The blankets of the title are a recurring theme - the blankets he shared with his brother, the blanket he receives as a gift from Raina, snowfall - and various represent protection from the outside world, a means of escape, a token of love and a blank canvas on which to make a mark... This last interpretation is the end point - the author's journey ending in the satisfaction of having related his story.

It's not, though, a conventional love story - and whilst we may be rooting for Craig and Raina, all too soon it becomes clear that their fling is just a fling. Nor is it an ideal - or idealised - story of childhood; Thompson more than hints at sexual abuse at the hands of a babysitter as a child as well as more general abuse from his father. Primarily, it is a tale of teenage angst but his faith adds an angle not often covered in such tales.

Perhaps I was particularly drawn to this due to the familiarity of the scenarios painted. Abuse aside, Blankets has a number of similarities to my own upbringing. I felt huge empathy for Thompson and the dilemmas he faced as he tried to reconcile his feelings, emotions and urges with his faith and the teachings of his church.
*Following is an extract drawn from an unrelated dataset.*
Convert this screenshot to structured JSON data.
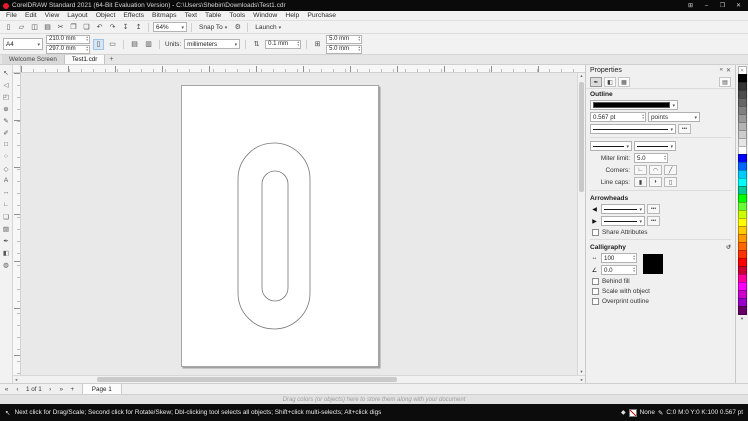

The book is beautifully drawn, with great use made of the flexibility of the graphic medium to explode the conventional frame-by-frame approach and allow the pictures to reflect the emotions and scope of the story. Although nearly 600 pages in length, Blankets is a quick read, but it's no less of a good read for that. I highly recommend it - and I will be reading more of Thompson's work, and more in the genre too.